YARGITAY KARARI
DAİRE : 12. Hukuk Dairesi
ESAS NO : 2013/1119
KARAR NO : 2013/10654
KARAR TARİHİ : 21.03.2013
MAHKEMESİ :İcra Hukuk Mahkemesi
Yukarıda tarih ve numarası yazılı mahkeme kararının müddeti içinde temyizen tetkiki borçlu tarafından istenmesi üzerine bu işle ilgili dosya mahallinden daireye gönderilmiş olup, dava dosyası için Tetkik Hakimi … tarafından düzenlenen rapor dinlendikten ve dosya içerisindeki tüm belgeler okunup incelendikten sonra işin gereği görüşülüp düşünüldü :
Borçlu meskeniyet şikayetinde bulunmuş, mahkemece, şikayet konusu taşınmaza davacı tarafından … Bankası lehine 24.09.2008 tarihinde ipotek tesis edildiği, borçlunun diğer takip dosyasındaki alacaklılara karşı meskeniyet iddiasından vazgeçtiği gerekçesiyle şikayetin reddine karar verilmiştir.
Borçlunun daha önce ipotek ettiği taşınmazı hakkında sonradan haczedilmezlik şikayetinde bulunabilmesi için ipoteğin mesken kredisi, esnaf kredisi, zirai kredi gibi zorunlu olarak kurulmuş ipoteklerden olması gerekir. Bunun dışında, borçlunun serbest iradesi ile kurduğu ipotekler, adı geçenin daha sonra bu yerle ilgili olarak meskeniyet iddiasında bulunulmasını engeller. Zira, evini kendi iradesi ile ipotek eden borçlunun artık ona ihtiyacı olmadığı kabul edilmelidir.
Ancak, taşınmazın tapu kaydında ipotek bulunmasına rağmen haciz tarihinden önce ipoteğe konu borcun ödenmiş olması halinde, tapu kaydındaki mevcut ipotek şerhi, borçlunun meskeniyet şikayetinde bulunma hakkını ortadan kaldırmaz.
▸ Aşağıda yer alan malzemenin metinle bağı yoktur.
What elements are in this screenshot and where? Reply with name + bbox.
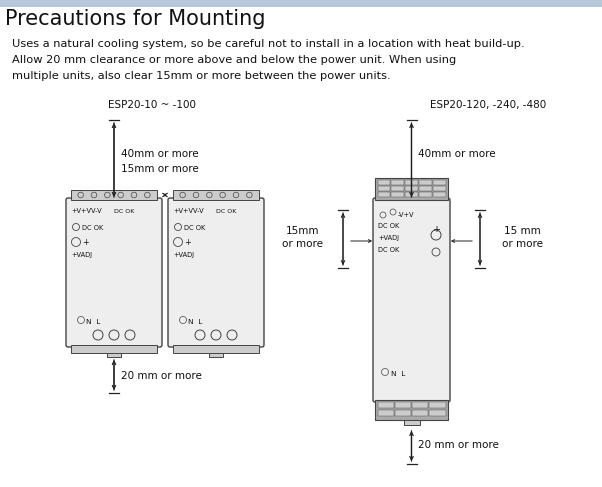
Bar xyxy=(377,402,394,408)
Bar xyxy=(391,192,404,196)
Text: or more: or more xyxy=(282,239,323,249)
Text: ESP20-10 ~ -100: ESP20-10 ~ -100 xyxy=(108,100,196,110)
Bar xyxy=(419,180,432,185)
Text: 15mm or more: 15mm or more xyxy=(121,164,199,174)
Bar xyxy=(433,186,445,190)
Text: 20 mm or more: 20 mm or more xyxy=(121,371,202,381)
Text: DC OK: DC OK xyxy=(378,223,399,229)
Text: N  L: N L xyxy=(391,371,405,377)
Text: Uses a natural cooling system, so be careful not to install in a location with h: Uses a natural cooling system, so be car… xyxy=(12,39,524,49)
Text: N  L: N L xyxy=(86,319,101,325)
Text: +VADJ: +VADJ xyxy=(71,252,92,258)
Text: Precautions for Mounting: Precautions for Mounting xyxy=(5,9,265,29)
Text: +V+VV-V: +V+VV-V xyxy=(173,208,203,214)
Bar xyxy=(0,0,602,7)
Bar xyxy=(429,410,445,415)
Text: +: + xyxy=(82,238,88,247)
FancyBboxPatch shape xyxy=(373,198,450,402)
Bar xyxy=(377,410,394,415)
Bar xyxy=(405,180,418,185)
Bar xyxy=(395,402,411,408)
Text: 15mm: 15mm xyxy=(286,226,320,236)
FancyBboxPatch shape xyxy=(66,198,162,347)
Bar xyxy=(412,410,428,415)
Bar xyxy=(395,410,411,415)
Text: +: + xyxy=(433,225,441,234)
Text: -V+V: -V+V xyxy=(398,212,415,218)
Bar xyxy=(377,186,390,190)
Bar xyxy=(403,420,420,425)
Bar xyxy=(419,186,432,190)
Bar xyxy=(173,190,259,200)
Bar xyxy=(391,180,404,185)
Bar xyxy=(433,192,445,196)
Text: DC OK: DC OK xyxy=(114,209,134,214)
Text: DC OK: DC OK xyxy=(378,247,399,253)
Bar xyxy=(107,353,121,357)
Text: DC OK: DC OK xyxy=(216,209,237,214)
Text: multiple units, also clear 15mm or more between the power units.: multiple units, also clear 15mm or more … xyxy=(12,71,391,81)
Bar xyxy=(419,192,432,196)
Bar xyxy=(375,178,448,200)
Text: +V+VV-V: +V+VV-V xyxy=(71,208,102,214)
Text: Allow 20 mm clearance or more above and below the power unit. When using: Allow 20 mm clearance or more above and … xyxy=(12,55,456,65)
Bar xyxy=(209,353,223,357)
Text: or more: or more xyxy=(501,239,542,249)
Text: 15 mm: 15 mm xyxy=(504,226,541,236)
Text: DC OK: DC OK xyxy=(82,225,104,231)
Text: +VADJ: +VADJ xyxy=(173,252,194,258)
Text: DC OK: DC OK xyxy=(184,225,205,231)
Bar xyxy=(405,192,418,196)
Bar xyxy=(375,400,448,420)
Bar xyxy=(377,180,390,185)
Bar xyxy=(71,190,157,200)
Bar xyxy=(433,180,445,185)
Bar xyxy=(173,345,259,353)
Bar xyxy=(377,192,390,196)
Text: 40mm or more: 40mm or more xyxy=(418,149,496,159)
Bar xyxy=(405,186,418,190)
Text: N  L: N L xyxy=(188,319,202,325)
Text: ESP20-120, -240, -480: ESP20-120, -240, -480 xyxy=(430,100,546,110)
Bar xyxy=(71,345,157,353)
Text: +: + xyxy=(184,238,191,247)
FancyBboxPatch shape xyxy=(168,198,264,347)
Text: +VADJ: +VADJ xyxy=(378,235,399,241)
Bar xyxy=(429,402,445,408)
Text: 20 mm or more: 20 mm or more xyxy=(418,440,500,450)
Bar xyxy=(412,402,428,408)
Bar xyxy=(391,186,404,190)
Text: 40mm or more: 40mm or more xyxy=(121,149,199,159)
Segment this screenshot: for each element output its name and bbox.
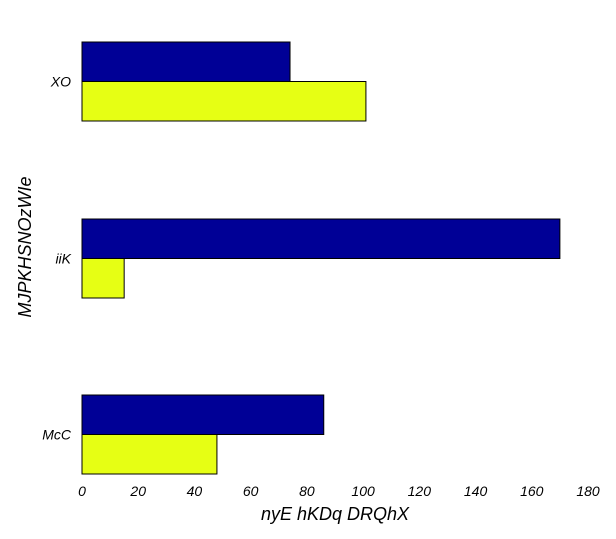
y-tick-label: iiK [55, 251, 71, 267]
x-tick-label: 0 [78, 483, 86, 499]
x-tick-label: 120 [408, 483, 432, 499]
x-tick-label: 60 [243, 483, 259, 499]
y-axis-title: MJPKHSNOzWIe [15, 176, 35, 317]
x-tick-label: 20 [129, 483, 146, 499]
bar-XO-series-1 [81, 41, 291, 82]
x-tick-label: 40 [187, 483, 203, 499]
bar-iiK-series-2 [81, 258, 125, 299]
bar-McC-series-2 [81, 434, 218, 475]
x-tick-label: 140 [464, 483, 488, 499]
bar-XO-series-2 [81, 81, 367, 122]
y-tick-label: McC [42, 427, 72, 443]
y-tick-label: XO [50, 74, 71, 90]
x-tick-labels: 0 20 40 60 80 100 120 140 160 180 [78, 483, 600, 499]
bar-iiK-series-1 [81, 218, 561, 259]
x-tick-label: 180 [576, 483, 600, 499]
x-tick-label: 160 [520, 483, 544, 499]
x-tick-label: 100 [351, 483, 375, 499]
x-tick-label: 80 [299, 483, 315, 499]
bars-group [81, 41, 561, 475]
bar-McC-series-1 [81, 394, 325, 435]
x-axis-title: nyE hKDq DRQhX [261, 504, 410, 524]
y-tick-labels: XO iiK McC [42, 74, 72, 443]
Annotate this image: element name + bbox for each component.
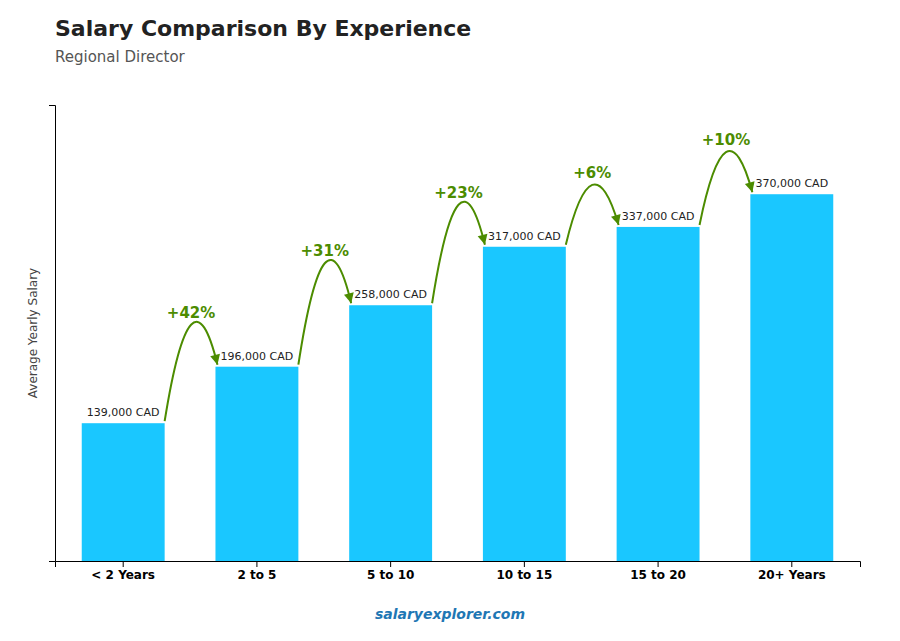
bar (349, 305, 432, 561)
bar (750, 194, 833, 561)
title: Salary Comparison By Experience (55, 16, 471, 41)
data-label: 317,000 CAD (488, 230, 561, 243)
annotation-arrowhead (344, 292, 354, 303)
x-tick-label: 2 to 5 (237, 568, 276, 582)
watermark: salaryexplorer.com (375, 606, 525, 622)
annotation-arrowhead (745, 181, 755, 192)
y-axis-line (49, 106, 56, 562)
annotation-text: +42% (167, 304, 215, 322)
bars (82, 194, 834, 561)
annotation-arrow (566, 184, 619, 244)
chart: Salary Comparison By Experience Regional … (0, 0, 900, 641)
annotation-text: +10% (702, 131, 750, 149)
annotation-arrow (298, 260, 351, 365)
x-axis-line (56, 562, 861, 568)
x-tick-mark (390, 561, 391, 567)
data-label: 139,000 CAD (87, 406, 160, 419)
data-labels: 139,000 CAD 196,000 CAD 258,000 CAD 317,000… (87, 177, 828, 419)
annotation-arrowhead (611, 214, 621, 225)
data-label: 258,000 CAD (354, 288, 427, 301)
data-label: 370,000 CAD (755, 177, 828, 190)
annotations: +42% +31% +23% +6% +10% (165, 131, 755, 421)
annotation-arrowhead (478, 234, 488, 245)
x-tick-mark (658, 561, 659, 567)
x-tick-mark (256, 561, 257, 567)
x-tick-mark (123, 561, 124, 567)
annotation-text: +6% (573, 164, 611, 182)
x-tick-label: 15 to 20 (630, 568, 686, 582)
bar (215, 367, 298, 561)
x-tick: 10 to 15 (496, 561, 552, 582)
data-label: 337,000 CAD (622, 210, 695, 223)
bar (483, 247, 566, 561)
x-tick-mark (524, 561, 525, 567)
y-axis (49, 106, 56, 562)
annotation-arrow (700, 151, 753, 225)
x-tick: 5 to 10 (367, 561, 414, 582)
annotation-text: +23% (434, 184, 482, 202)
annotation-arrow (432, 202, 485, 304)
subtitle: Regional Director (55, 48, 186, 66)
x-tick-mark (791, 561, 792, 567)
x-axis: < 2 Years 2 to 5 5 to 10 10 to 15 15 to 20 20… (56, 561, 861, 582)
x-tick: 15 to 20 (630, 561, 686, 582)
x-tick-label: 10 to 15 (496, 568, 552, 582)
x-tick-label: 5 to 10 (367, 568, 414, 582)
x-tick-label: < 2 Years (91, 568, 155, 582)
annotation-arrow (165, 322, 218, 421)
data-label: 196,000 CAD (221, 350, 294, 363)
x-tick: < 2 Years (91, 561, 155, 582)
y-axis-title: Average Yearly Salary (26, 268, 40, 398)
annotation-arrowhead (210, 354, 220, 365)
x-tick: 2 to 5 (237, 561, 276, 582)
bar (82, 423, 165, 561)
x-tick: 20+ Years (758, 561, 826, 582)
x-tick-label: 20+ Years (758, 568, 826, 582)
annotation-text: +31% (301, 242, 349, 260)
bar (617, 227, 700, 561)
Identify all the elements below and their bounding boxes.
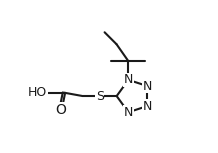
Text: S: S [96, 90, 104, 103]
Text: HO: HO [28, 86, 47, 99]
Text: N: N [143, 100, 152, 113]
Text: N: N [143, 80, 152, 93]
Text: N: N [124, 73, 133, 86]
Text: O: O [55, 103, 66, 117]
Text: N: N [124, 106, 133, 119]
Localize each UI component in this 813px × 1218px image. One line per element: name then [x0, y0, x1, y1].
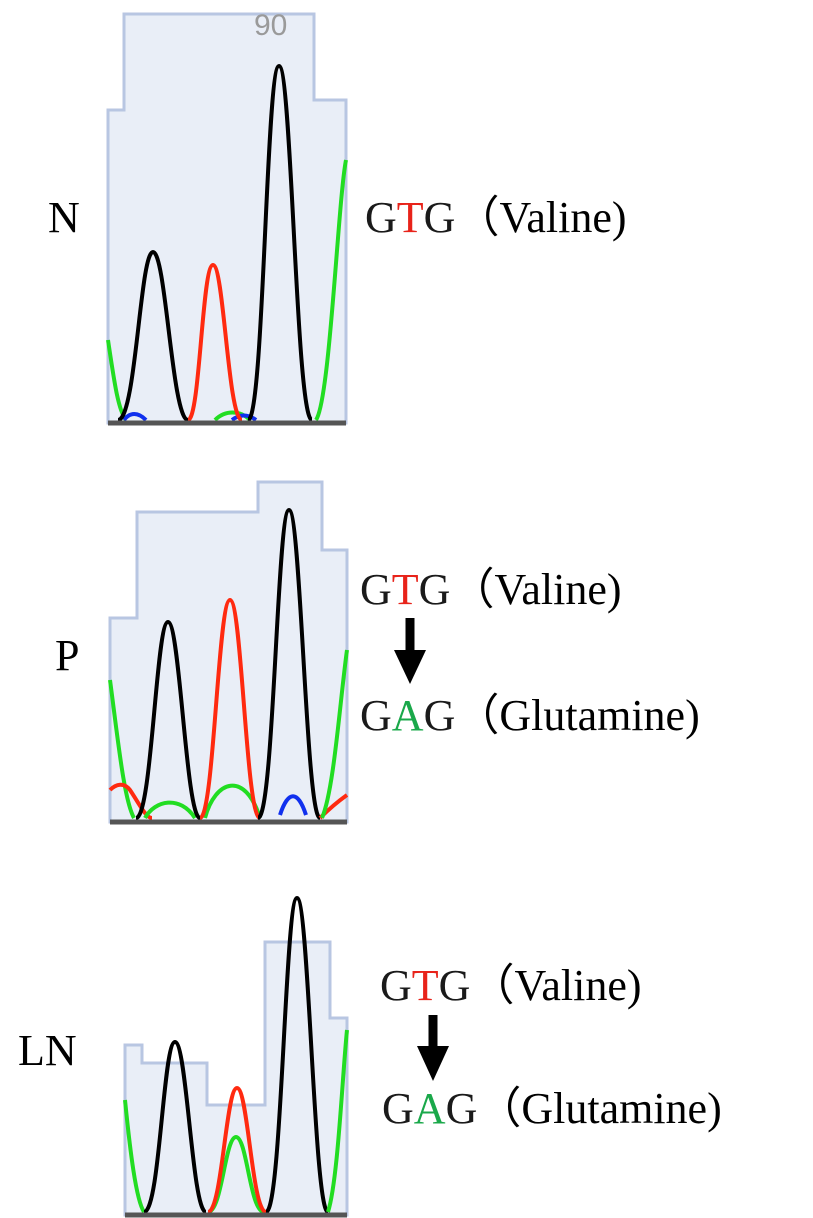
- mutation-arrow: [394, 618, 426, 684]
- amino-acid: （Glutamine): [455, 691, 699, 740]
- chromatogram-ln: [125, 898, 347, 1215]
- base: G: [446, 1084, 478, 1133]
- base: G: [360, 565, 392, 614]
- figure: N90GTG（Valine)PGTG（Valine)GAG（Glutamine)…: [0, 0, 813, 1218]
- base: T: [412, 961, 439, 1010]
- position-label: 90: [254, 9, 287, 42]
- base: T: [392, 565, 419, 614]
- amino-acid: （Valine): [455, 193, 626, 242]
- base: A: [392, 691, 424, 740]
- amino-acid: （Valine): [470, 961, 641, 1010]
- mutation-arrow: [417, 1015, 449, 1081]
- codon-text: GTG（Valine): [380, 961, 642, 1010]
- panel-label: N: [48, 193, 80, 242]
- base: G: [424, 691, 456, 740]
- base: G: [439, 961, 471, 1010]
- chromatogram-n: [108, 14, 346, 423]
- panel-label: LN: [18, 1026, 77, 1075]
- amino-acid: （Glutamine): [477, 1084, 721, 1133]
- base: G: [424, 193, 456, 242]
- base: G: [365, 193, 397, 242]
- codon-text: GAG（Glutamine): [382, 1084, 722, 1133]
- amino-acid: （Valine): [450, 565, 621, 614]
- codon-text: GTG（Valine): [360, 565, 622, 614]
- base: G: [380, 961, 412, 1010]
- base: G: [419, 565, 451, 614]
- base: G: [382, 1084, 414, 1133]
- panel-label: P: [55, 631, 79, 680]
- base: T: [397, 193, 424, 242]
- codon-text: GAG（Glutamine): [360, 691, 700, 740]
- base: G: [360, 691, 392, 740]
- base: A: [414, 1084, 446, 1133]
- codon-text: GTG（Valine): [365, 193, 627, 242]
- chromatogram-p: [110, 482, 347, 822]
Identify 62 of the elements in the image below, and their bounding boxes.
Aksi takdirde, kurulan bir ipotek borcu ödenmiş olsa dahi, bundan sonraki tüm hacizler yönünden meskeniyet şikayetinin mümkün bulunmadığı gibi kabul edilemeyecek bir sonuç ortaya çıkar.
Somut olayda 30.05.2012 tarihinde haczedilen taşınmazın tapu kaydında İş Bankası lehine 24.09.2008 tarihli ipoteğin mevcut olduğu görülmektedir. Bu durumda mahkemece ipoteğin zorunlu ipoteklerden olup olmadığı, değilse ipoteğe konu borcun haciz tarihinden önce ödenip ödenmediği yöntemince araştırılıp, oluşacak duruma göre bir karar verilmesi gerekirken eksik inceleme ile yazılı şekilde hüküm tesisi isabetsizdir.
SONUÇ : Borçlunun temyiz itirazlarının kabulü ile mahkeme kararının yukarıda yazılı nedenlerle İİK’nun 366 ve HUMK’nun 428. maddeleri uyarınca (BOZULMASINA), ilamın tebliğinden itibaren 10 gün içinde karar düzeltme yolu açık olmak üzere, 21/03/2013 gününde oybirliğiyle karar verildi.